In Figure 4.3 is shown how you can add to a desired Filter, by right-clicking in a cell of a column, and from the pull-down menu select the bottom: Filter By. This cannot be done from the title of the column, as that has a number of other column functions. In Figure 4.3, although we picked a particular Frameshift error, as we want to have the filter include all errors, we will change what we filter upon to ‘anything’. See Figure 4.4 for the first filter option (1): Here we have asked it to only keep rows, that do not contain (NOT LIKE) ‘anything’ (%) in the Error column.
To add further criteria to a Filter, the easiest way is to keep right-clicking on a cell in the columns desired and pick the Filter option. This will now show up in the Filter line, by default with an ‘AND’ to the previous filter. Here you can edit the actual criteria.

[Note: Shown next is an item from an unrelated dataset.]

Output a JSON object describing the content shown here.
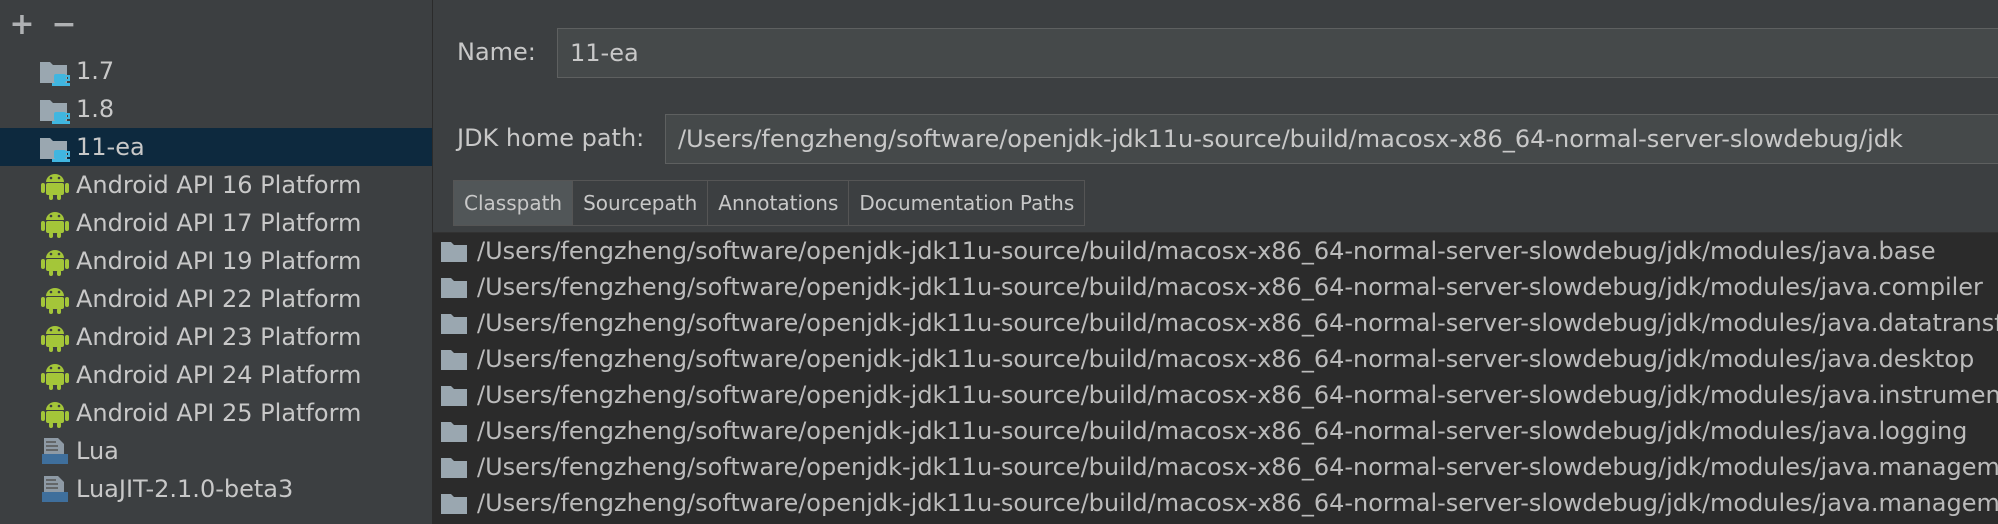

For more information and options to Filter, please refer to Geneious Biologics’ Knowledge Base: How do I filter my results?
Figure 4.3 An easy way to make a Filter is to Right-click in a cell of the column one would like to filter on. Here we first sorted on the Error column, then Right-clicked and picked the Filter option in the pull-down menu.
In Figure 4.4, you have an example where we filtered away sequences that had any kind of error (1), where the Significance criteria was not met (2) as specified at run time, if a Cysteine residue was missing in certain regions (3) as specified in liabilities, and the percent of sequences making up a certain chain was less than 60% of the number of sequences making up the Dominant contig sequence of that same chain.
Figure 4.4 Example of a composite Filter to get rid of many of the secondary called sequences from the Single Clone Antibody Analysis, often due to re-arranged, but non-functional sequences.
To screen for enriched clones, as in the results table from the normal Antibody Annotator (Tutorial 1), you can likewise use the results from the Single Clone Antibody Analysis to ‘Group By’ sequences based on certain regions. Figure 4.5 shows grouping of the Single Clones based on the Light CDR3 region. In this case the data is from a BCR repertoire from a healthy donor, so not that much redundancy. For selection experiments, you will be able to use the ‘Group By’ function to isolate enriched clones.
Figure 4.5 Example of a Group By operation of the Light CDR3 region on the results stemming from Single Clone Antibody Analysis to identify enriched clones.